Footage shows the moment an orphaned albino elephant calf took a swim with her adopted family, who welcomed her into the herd after she was rescued from poachers.

In the video, the rare 2-year-old albino calf, Khanyisa, can be seen paddling with her adopted mother, Limpopo, and her big bull babysitter, Fishan, at the HERD elephant orphanage in South Africa.

HERD worker Tamlin Wightman told Newsweek that Khanyisa has been a "big water lover" ever since she arrived.

The calf was rescued in 2020 after park rangers at Kruger National Park found her trapped in a snare at 4 months old. The albino calf suffered severe injuries and her herd was nowhere to be found.

She was brought to the Care for Wild animal sanctuary to be stabilized and then brought to HERD to rehabilitate. It is situated in the province of Limpopo.

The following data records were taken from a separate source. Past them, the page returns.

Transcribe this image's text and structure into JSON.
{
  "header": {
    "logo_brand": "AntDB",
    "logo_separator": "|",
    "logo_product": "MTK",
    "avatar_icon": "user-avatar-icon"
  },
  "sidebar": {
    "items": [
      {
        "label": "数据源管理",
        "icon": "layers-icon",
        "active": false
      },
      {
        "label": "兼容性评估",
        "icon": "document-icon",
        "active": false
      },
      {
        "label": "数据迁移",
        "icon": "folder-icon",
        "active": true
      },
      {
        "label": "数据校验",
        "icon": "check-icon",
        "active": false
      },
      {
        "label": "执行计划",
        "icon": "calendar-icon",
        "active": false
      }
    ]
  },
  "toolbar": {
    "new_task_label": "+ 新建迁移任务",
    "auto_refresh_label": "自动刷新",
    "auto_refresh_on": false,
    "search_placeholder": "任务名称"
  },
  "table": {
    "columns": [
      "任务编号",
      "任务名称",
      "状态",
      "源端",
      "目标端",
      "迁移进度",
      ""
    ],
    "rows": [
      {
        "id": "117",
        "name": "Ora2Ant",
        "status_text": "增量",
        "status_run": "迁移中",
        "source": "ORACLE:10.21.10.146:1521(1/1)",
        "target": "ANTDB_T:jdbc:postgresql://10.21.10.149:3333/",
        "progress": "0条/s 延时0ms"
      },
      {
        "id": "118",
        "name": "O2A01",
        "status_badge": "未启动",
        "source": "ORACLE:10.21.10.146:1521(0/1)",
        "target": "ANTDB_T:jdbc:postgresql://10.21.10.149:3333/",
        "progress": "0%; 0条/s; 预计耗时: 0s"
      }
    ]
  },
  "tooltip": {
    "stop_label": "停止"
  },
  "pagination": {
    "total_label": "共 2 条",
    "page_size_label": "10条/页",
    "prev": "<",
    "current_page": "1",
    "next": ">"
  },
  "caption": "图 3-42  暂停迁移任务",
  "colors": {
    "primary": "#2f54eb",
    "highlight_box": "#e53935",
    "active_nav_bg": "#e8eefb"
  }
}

"We started reintegrating her into a new herd, the rescued elephants in our care who roam for most of their day in our reserve with dedicated human carers. Khanyisa spends all day with the herd now and has an adoptive mother and many allomothers [elephants who look after offspring not biologically their own] who help to raise her," Wightman said. "They have taught her to swim and protect her when she is in vulnerable positions—such as a waterhole."

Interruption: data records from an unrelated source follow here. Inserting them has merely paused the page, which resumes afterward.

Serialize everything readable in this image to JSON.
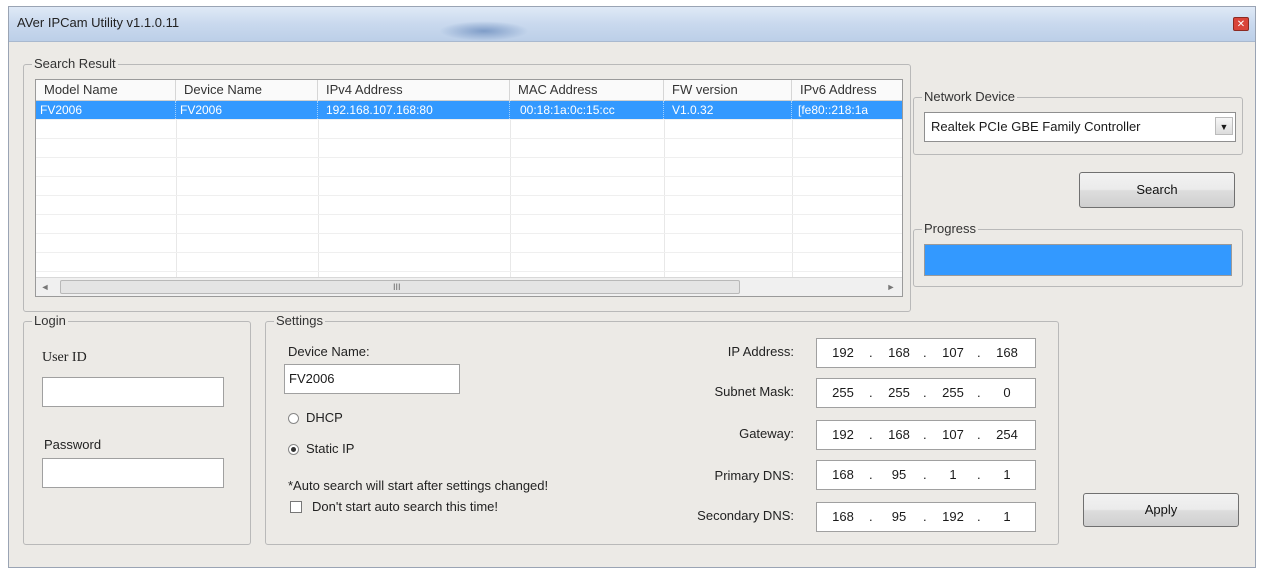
{
  "window": {
    "title": "AVer IPCam Utility v1.1.0.11",
    "close_glyph": "✕"
  },
  "search_result": {
    "label": "Search Result",
    "columns": [
      "Model Name",
      "Device Name",
      "IPv4 Address",
      "MAC Address",
      "FW version",
      "IPv6 Address"
    ],
    "rows": [
      [
        "FV2006",
        "FV2006",
        "192.168.107.168:80",
        "00:18:1a:0c:15:cc",
        "V1.0.32",
        "[fe80::218:1a"
      ]
    ],
    "scroll_left": "◄",
    "scroll_right": "►",
    "scroll_grip": "III"
  },
  "network_device": {
    "label": "Network Device",
    "selected": "Realtek PCIe GBE Family Controller",
    "dropdown_glyph": "▼"
  },
  "search_button": "Search",
  "progress": {
    "label": "Progress",
    "fraction": 1.0,
    "color": "#3399ff"
  },
  "login": {
    "label": "Login",
    "user_id_label": "User ID",
    "user_id_value": "",
    "password_label": "Password",
    "password_value": ""
  },
  "settings": {
    "label": "Settings",
    "device_name_label": "Device Name:",
    "device_name_value": "FV2006",
    "dhcp_label": "DHCP",
    "static_ip_label": "Static IP",
    "mode_selected": "Static IP",
    "note": "*Auto search will start after settings changed!",
    "no_auto_search_label": "Don't start auto search this time!",
    "no_auto_search_checked": false,
    "ip_address_label": "IP Address:",
    "ip_address": [
      "192",
      "168",
      "107",
      "168"
    ],
    "subnet_mask_label": "Subnet Mask:",
    "subnet_mask": [
      "255",
      "255",
      "255",
      "0"
    ],
    "gateway_label": "Gateway:",
    "gateway": [
      "192",
      "168",
      "107",
      "254"
    ],
    "primary_dns_label": "Primary DNS:",
    "primary_dns": [
      "168",
      "95",
      "1",
      "1"
    ],
    "secondary_dns_label": "Secondary DNS:",
    "secondary_dns": [
      "168",
      "95",
      "192",
      "1"
    ]
  },
  "apply_button": "Apply"
}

Albino elephants are very rare and are known to suffer many complications in the wild. Because of their lack of pigments, their eyes and skin are particularly sensitive to the sun. They also have poor eyesight, which can sometimes disappear altogether. Often, they are rejected by their own family because of their unusual appearance.

After Khanyisa takes a swim, she will apply sand and mud shortly afterward, to better protect her skin, Wightman said.

Elephants develop strong bonds with each other and often form lifelong friendships but they do not always accept other non-family elephants into their herd. Integrating orphaned baby elephants into a new herd is essential, as they need companionship, as well as protection.

Herds have been known to reject orphaned elephants, particularly when there has been human intervention in caring for them.

The video shows the albino orphan swimming with her adopted carers HERD

However, this herd "really are unique" as they continuously accept orphans as one of their own and "give them a second chance at life," according to Wightman.

"Our human carers can only do so much," Wightman said. "We have a long-term strategy of rewilding, but for now the elephants are in the care of HERD and we rely on fundraising to help support them. Khanyisa is still milk dependent, at only 2 years of age, and sleeps at night in her nursery at the orphanage with two companion sheep, Lammie and Nungu, and a night shift carer."

"Her initiation into swimming started with very shallow dams, on short walks with Lammie the sheep and her human carers, including HERD Founder, Adine Roode. She is now fully equipped to handle the deeper dams in our reserve, with an allomother always close by for protection and support," Wightman said.